Therapy could be grueling, and it also forced her, a normally private person, to expose her vulnerability. “With my speech therapy, there’s a sentence that uses all of the muscles of the mouth – it’s ‘I am an American.’ I had to say this over and over. I had to say it in front of my mom and dad, and let them watch me stumble. Watch the look of sadness on their faces. I was not used to being so vulnerable.”

Her hard work paid off, and now, two and a half years later, she works out four or five days a week. She’s training for a Spartan Race next year, and at 45 says she’s “in the best shape of my life so far.” She still works at Blue Cross, and is also a professor at the Tillman School of Business at the University of Mount Olive, where she teaches business, strategy and leadership classes.

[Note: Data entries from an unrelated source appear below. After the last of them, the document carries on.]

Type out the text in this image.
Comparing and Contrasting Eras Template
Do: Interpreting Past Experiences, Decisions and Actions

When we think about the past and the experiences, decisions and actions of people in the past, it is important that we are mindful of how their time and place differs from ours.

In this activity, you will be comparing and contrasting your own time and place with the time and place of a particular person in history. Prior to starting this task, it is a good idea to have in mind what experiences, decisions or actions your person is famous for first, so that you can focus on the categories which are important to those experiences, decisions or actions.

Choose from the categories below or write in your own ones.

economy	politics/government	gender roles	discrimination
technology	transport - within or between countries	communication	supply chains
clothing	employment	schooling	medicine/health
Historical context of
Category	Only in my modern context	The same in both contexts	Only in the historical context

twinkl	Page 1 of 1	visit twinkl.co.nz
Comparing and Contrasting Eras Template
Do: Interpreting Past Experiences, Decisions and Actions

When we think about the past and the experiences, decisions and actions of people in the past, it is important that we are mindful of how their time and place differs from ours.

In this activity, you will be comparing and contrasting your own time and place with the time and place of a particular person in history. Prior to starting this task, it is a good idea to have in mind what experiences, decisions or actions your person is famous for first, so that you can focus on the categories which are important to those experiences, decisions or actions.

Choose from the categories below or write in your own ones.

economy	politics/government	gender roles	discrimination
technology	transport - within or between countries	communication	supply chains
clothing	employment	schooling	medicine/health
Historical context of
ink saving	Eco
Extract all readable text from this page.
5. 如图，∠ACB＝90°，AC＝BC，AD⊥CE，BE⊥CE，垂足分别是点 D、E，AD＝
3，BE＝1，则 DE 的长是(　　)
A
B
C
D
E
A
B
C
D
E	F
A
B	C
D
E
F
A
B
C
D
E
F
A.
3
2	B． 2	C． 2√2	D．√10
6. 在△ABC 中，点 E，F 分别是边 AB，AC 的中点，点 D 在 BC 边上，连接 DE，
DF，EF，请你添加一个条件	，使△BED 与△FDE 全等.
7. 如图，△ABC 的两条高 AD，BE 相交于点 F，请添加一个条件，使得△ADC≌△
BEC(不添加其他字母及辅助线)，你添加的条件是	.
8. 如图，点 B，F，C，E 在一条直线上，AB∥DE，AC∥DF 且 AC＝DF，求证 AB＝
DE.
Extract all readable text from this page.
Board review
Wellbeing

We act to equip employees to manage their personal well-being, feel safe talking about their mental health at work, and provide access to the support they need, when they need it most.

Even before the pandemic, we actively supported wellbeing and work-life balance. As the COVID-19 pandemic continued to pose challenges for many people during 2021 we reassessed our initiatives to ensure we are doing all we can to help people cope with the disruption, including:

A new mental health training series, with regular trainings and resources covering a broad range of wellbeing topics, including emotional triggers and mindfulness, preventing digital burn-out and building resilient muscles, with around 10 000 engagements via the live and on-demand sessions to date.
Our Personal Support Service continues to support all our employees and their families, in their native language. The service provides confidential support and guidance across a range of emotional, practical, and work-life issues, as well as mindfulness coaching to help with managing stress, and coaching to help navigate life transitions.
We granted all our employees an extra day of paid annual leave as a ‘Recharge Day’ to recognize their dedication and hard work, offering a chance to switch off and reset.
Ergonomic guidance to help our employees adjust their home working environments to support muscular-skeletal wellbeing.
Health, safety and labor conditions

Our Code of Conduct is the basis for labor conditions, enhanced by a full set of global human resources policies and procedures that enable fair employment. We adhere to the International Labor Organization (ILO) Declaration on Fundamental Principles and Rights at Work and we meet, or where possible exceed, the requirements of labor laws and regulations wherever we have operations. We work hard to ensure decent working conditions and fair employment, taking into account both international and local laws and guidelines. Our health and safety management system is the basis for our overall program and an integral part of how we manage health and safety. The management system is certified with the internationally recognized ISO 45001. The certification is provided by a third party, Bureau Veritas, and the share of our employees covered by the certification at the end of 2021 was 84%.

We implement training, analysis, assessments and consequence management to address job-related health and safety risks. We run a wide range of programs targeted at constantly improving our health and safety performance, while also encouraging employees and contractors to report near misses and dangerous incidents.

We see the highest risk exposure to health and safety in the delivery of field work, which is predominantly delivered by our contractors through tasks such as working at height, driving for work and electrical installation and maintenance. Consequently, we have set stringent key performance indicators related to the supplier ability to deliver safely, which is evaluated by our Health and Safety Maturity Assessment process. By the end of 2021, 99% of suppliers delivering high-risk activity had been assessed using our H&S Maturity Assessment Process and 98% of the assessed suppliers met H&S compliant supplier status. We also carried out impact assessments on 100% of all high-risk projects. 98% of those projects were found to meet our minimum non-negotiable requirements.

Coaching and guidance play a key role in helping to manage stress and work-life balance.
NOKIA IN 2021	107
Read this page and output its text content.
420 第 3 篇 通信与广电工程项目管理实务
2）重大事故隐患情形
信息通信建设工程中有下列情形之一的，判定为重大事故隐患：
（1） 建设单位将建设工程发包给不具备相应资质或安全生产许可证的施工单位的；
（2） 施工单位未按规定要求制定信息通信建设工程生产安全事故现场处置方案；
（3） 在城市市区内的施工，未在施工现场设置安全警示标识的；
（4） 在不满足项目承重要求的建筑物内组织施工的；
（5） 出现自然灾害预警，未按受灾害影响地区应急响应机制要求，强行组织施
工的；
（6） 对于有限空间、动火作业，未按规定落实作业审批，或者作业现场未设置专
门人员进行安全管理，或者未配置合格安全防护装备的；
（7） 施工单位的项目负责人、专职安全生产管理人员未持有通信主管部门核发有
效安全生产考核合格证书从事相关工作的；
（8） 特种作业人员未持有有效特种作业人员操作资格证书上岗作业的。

While that all may seem like the pre-stroke Paula, with her hands in several projects, she insists that life is different now. “After the stroke, you look at life differently. You think – is it really that serious? You don’t sweat the small stuff. We get one time around. I’m going to make it the best yet.”

And she’s also more patient with herself now. “I accept myself that I’m flawed because I had a stroke. It’s cliché, but you just don’t give up because something bad happened to you.” She also has learned to delegate and prioritize, and realizes that she doesn’t have to do it all, all the time.

Paula’s son started kindergarten recently. She says having the stroke has made her a more patient and fun mom, and she treasures the time they spend together. “We go to the park, play on the playground, we dance in the car. We act a fool,” she says with a laugh.

Before her son started school a few weeks ago, they took a family trip to the beach. “It was awesome. Being disconnected from everything but my family. Just seeing my son’s smiling face – there’s nothing greater than a child’s smile. When I fell the day of my stroke, and I saw my son’s little face looking down at me, I knew I had to get up again. He’s my motivation.”